1. When any fraction is multiplied by 1, the product is fraction itself.

2. When any fraction is multiplied by 0, the product is 0.

Reciprocal of Fraction

In any fraction, if we interchange the numerator and the denominator, we get the reciprocal of that fraction. Let's see some examples.

Example 1. Find the reciprocal of ²⁄₅.

Solution. Reciprocal of ²⁄₅ is ⁵⁄₂.

Example 2. Find the reciprocal of ¹⁄₅.

Solution. Reciprocal of ¹⁄₅ is 5.

Division of Fractions

Division is nothing but multiplying a fraction with the reciprocal of another fraction. Let's see some examples.

Example 1. ²⁄₅ ÷ ³⁄₅.

Solution. Reciprocal of ³⁄₅ is ⁵⁄₃.
²⁄₅ x ³⁄₅ = ²⁄₃

Example 2. ⁶⁄₃₅ ÷ ²⁄₅.

Solution. Reciprocal of ²⁄₅ is ⁵⁄₂.

⁶⁄₃₅ x ⁵⁄₂ = 3/7

1. When any fraction is divided by 1, the result is fraction itself.
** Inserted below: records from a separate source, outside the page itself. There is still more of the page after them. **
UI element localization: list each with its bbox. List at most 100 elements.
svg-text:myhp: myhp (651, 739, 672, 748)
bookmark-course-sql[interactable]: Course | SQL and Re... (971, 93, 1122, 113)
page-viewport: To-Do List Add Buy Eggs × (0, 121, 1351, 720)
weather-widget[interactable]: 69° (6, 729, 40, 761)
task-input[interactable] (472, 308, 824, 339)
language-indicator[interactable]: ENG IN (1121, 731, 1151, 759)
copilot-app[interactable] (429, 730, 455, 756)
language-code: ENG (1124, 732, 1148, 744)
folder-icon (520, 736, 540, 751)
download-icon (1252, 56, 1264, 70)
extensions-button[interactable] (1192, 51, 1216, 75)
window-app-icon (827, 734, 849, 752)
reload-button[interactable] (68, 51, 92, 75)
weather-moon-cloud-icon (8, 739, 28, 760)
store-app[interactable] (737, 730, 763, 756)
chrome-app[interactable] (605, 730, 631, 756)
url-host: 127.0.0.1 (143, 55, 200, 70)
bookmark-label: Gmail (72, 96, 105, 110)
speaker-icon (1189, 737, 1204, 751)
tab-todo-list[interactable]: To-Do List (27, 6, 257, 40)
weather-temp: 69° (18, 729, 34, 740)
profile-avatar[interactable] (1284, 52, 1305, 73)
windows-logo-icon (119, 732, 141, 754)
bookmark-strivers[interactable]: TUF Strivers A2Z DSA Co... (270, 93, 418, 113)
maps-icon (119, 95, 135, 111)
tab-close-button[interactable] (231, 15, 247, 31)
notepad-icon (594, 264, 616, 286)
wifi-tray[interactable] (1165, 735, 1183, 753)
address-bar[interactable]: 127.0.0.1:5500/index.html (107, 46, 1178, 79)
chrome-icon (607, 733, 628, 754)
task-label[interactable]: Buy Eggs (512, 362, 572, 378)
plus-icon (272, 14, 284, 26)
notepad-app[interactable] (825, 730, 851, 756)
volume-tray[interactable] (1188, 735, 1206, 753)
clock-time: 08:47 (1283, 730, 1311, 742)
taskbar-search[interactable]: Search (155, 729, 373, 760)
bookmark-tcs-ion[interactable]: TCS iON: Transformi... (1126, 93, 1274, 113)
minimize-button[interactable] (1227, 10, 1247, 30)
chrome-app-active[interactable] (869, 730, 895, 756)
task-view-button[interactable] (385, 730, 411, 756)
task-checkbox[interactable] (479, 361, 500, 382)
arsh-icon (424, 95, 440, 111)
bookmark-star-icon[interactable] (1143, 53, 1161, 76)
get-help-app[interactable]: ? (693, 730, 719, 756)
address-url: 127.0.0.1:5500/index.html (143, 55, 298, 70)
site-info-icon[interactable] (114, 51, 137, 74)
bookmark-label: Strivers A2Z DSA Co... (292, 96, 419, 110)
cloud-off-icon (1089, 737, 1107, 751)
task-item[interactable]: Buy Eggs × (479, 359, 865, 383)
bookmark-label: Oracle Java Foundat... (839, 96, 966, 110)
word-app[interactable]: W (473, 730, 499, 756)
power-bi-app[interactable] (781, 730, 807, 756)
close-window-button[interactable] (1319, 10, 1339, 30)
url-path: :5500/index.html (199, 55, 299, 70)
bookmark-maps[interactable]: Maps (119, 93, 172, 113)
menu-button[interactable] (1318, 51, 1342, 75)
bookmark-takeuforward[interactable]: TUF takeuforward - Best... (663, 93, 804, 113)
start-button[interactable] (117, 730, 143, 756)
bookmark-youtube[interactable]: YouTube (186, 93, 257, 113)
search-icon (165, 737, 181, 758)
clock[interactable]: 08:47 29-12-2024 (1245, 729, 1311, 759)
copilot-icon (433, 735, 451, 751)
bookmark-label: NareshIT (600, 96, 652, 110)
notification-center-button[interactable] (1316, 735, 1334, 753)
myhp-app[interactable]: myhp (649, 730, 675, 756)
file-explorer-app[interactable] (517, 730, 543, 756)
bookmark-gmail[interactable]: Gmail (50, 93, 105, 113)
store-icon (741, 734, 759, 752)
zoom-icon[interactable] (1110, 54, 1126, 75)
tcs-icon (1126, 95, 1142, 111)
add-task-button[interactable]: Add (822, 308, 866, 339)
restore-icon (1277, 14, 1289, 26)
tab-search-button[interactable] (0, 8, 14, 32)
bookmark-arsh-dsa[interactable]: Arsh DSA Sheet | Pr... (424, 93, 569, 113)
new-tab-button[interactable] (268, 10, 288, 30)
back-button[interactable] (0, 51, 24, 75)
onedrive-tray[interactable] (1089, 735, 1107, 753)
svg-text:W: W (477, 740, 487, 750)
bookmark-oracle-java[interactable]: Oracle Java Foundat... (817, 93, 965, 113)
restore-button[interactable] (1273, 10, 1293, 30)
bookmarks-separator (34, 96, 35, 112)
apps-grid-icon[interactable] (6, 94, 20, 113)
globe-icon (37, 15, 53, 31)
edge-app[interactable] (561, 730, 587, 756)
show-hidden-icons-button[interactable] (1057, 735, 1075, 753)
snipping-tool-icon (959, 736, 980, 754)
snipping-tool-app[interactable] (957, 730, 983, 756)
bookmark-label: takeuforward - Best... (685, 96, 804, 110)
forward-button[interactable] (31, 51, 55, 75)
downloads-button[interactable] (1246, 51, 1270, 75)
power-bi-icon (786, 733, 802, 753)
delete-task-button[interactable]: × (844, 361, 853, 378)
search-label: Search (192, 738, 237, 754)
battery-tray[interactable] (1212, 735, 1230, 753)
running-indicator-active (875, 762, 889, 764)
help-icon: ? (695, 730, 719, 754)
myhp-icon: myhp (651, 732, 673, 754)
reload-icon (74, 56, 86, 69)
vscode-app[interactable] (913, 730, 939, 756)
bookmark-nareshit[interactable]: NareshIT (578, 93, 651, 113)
2. When 0 is divide by any fraction, then the result is 0.

3. When any fraction is divided by itself, then the result is 1.

4. When any fraction is multiplied by it's reciprocal, then the result is 1.